There is a change is in the number of map sections. The map legend copies the original, but with modifications.

The omitted features include a royal city, bishopric, extinct village, ferry, post office, mineral water spring, vineyard and brass, metal wire and soda production. Instead of the post office, the author included postal trails.

Compared to the printed original, which contained forty-eight map symbols, the copy depicts only 39. These facts indicate that the copy may have originated at the end of the 18th century or beginning of the 19th century.

The graphic scale was copied exactly according to the original, although it was changed with new dimensions of the map frame. The scale of the printed original was 1 : 132,000.

The previous scale was calculated as 1 : 137,000. The watercolour painting of the manuscript looks better arranged than the printed original.

There is a division into twelve regions. The water is drawn in agreement with the original, but the blue pigment with werdigris has gone brown.

Pictographic hillocks depicting the altimetry are pea green. The author resigned on the tree symbols.

At the bottom of section XXV, there is a Latin statistic annotation adopted from the land registers dated 1695. In this period, 1615 towns and townships, 700 fortresses, 74,722 villages and 4,309,210 land owners were to be present in the Bohemian Crown Lands.

According to Karel Kuchař, J. Ch.

Müller plotted 12,495 named places. A more recent analysis by J.

Havlíček indicates 14,871 settlement units. The parerga were created by an experienced artist who made masterful variations on Reiner's theme.

The changes are particularly evident in a parergon with personifications of Bohemian rivers with the emblem of Bohemia and the Imperial Eagle. The second described work is an unsigned and undated manuscript copy of a reduced issue of a map of the Kingdom of Bohemia by Johann Wolfgang Wieland from 1726.

The whole work was enlarged by 350 mm on each axis. The name is identical: MAPPA CHOROGRAPHICA...

But only Müller's authorship is attached, Wieland is not mentioned. There is no scale, which indicates the copyist's cartographic knowledge.

The original scale calculation corresponded to 1 : 231,000. The previous scale was calculated as 1 : 184,000.

The underlying material is of poorer quality. Each sheet is damaged and backed with paper.

A new border symbol was added here compared to the original map symbols. However, a fundamental change is the depiction of hills and mountains by means of landscape hatching.

The densest hatches are in section 17, Královský hvozd, in the Bohemian Forest. Symbols of forests are missing.

Provincial roads are drawn as a double red line.
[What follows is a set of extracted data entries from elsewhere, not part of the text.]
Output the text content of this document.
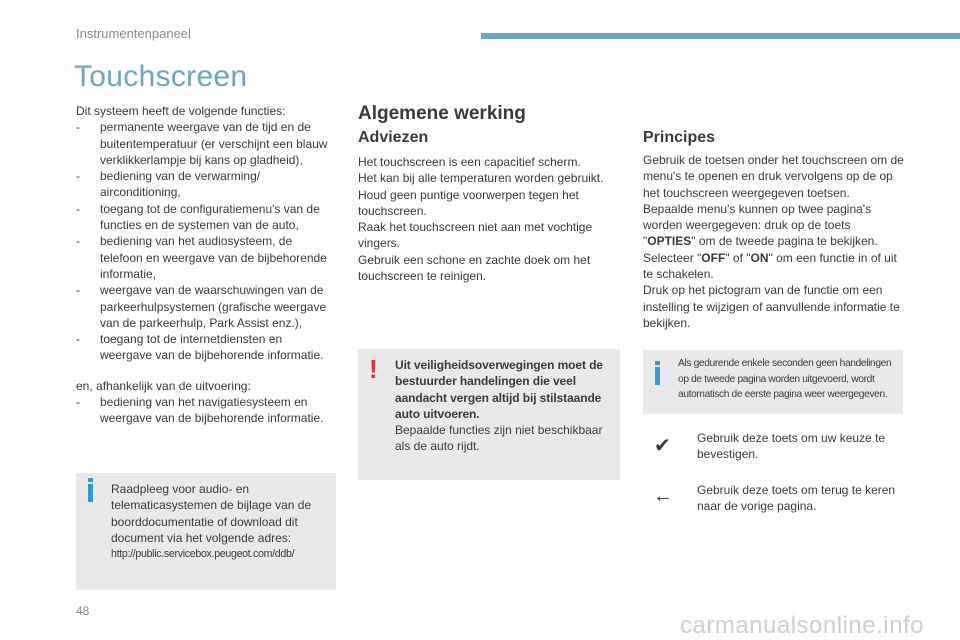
Instrumentenpaneel
Touchscreen

Dit systeem heeft de volgende functies:

- permanente weergave van de tijd en de buitentemperatuur (er verschijnt een blauw verklikkerlampje bij kans op gladheid),
- bediening van de verwarming/ airconditioning,
- toegang tot de configuratiemenu's van de functies en de systemen van de auto,
- bediening van het audiosysteem, de telefoon en weergave van de bijbehorende informatie,
- weergave van de waarschuwingen van de parkeerhulpsystemen (grafische weergave van de parkeerhulp, Park Assist enz.),
- toegang tot de internetdiensten en weergave van de bijbehorende informatie.

en, afhankelijk van de uitvoering:

- bediening van het navigatiesysteem en weergave van de bijbehorende informatie.

Raadpleeg voor audio- en telematicasystemen de bijlage van de boorddocumentatie of download dit document via het volgende adres:

http://public.servicebox.peugeot.com/ddb/

Algemene werking
Adviezen

Het touchscreen is een capacitief scherm.

Het kan bij alle temperaturen worden gebruikt.

Houd geen puntige voorwerpen tegen het touchscreen.

Raak het touchscreen niet aan met vochtige vingers.

Gebruik een schone en zachte doek om het touchscreen te reinigen.

! Uit veiligheidsoverwegingen moet de bestuurder handelingen die veel aandacht vergen altijd bij stilstaande auto uitvoeren.

Bepaalde functies zijn niet beschikbaar als de auto rijdt.

Principes

Gebruik de toetsen onder het touchscreen om de menu's te openen en druk vervolgens op de op het touchscreen weergegeven toetsen.

Bepaalde menu's kunnen op twee pagina's worden weergegeven: druk op de toets

"OPTIES" om de tweede pagina te bekijken.

Selecteer "OFF" of "ON" om een functie in of uit te schakelen.

Druk op het pictogram van de functie om een instelling te wijzigen of aanvullende informatie te bekijken.

Als gedurende enkele seconden geen handelingen op de tweede pagina worden uitgevoerd, wordt automatisch de eerste pagina weer weergegeven.
✔ Gebruik deze toets om uw keuze te bevestigen.
← Gebruik deze toets om terug te keren naar de vorige pagina.
48
carmanualsonline.info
Compared to the original, the individual towns of Prague are not described, only the suburbs.

There are also new toponyms such as the Terezín Fortress whose construction began in 1780. New water areas were found in addition to the existing ponds, for example northwest at Solnice or between Jihlava and Havlíčkův Brod.

The borders of regions and their descriptions correspond to Müller's division into twelve regions from 1720. However, the new region structure of 1751 is drawn in sixteen manuscript map sections, though without description.

As regards Kłodzko, which the Kingdom of Bohemia lost in 1742, the coloured border between the County of Kłodzko is no longer indicated. The themes on the parerga are similar to those in the original, but very stiff and artless.

It is supposed that the first manuscript may have emerged in the first half of the 19th century as a work of students in the noble milieu, while the second was very likely a military map where the contents had been regularly supplemented since the mid-18th century and further also after 1782.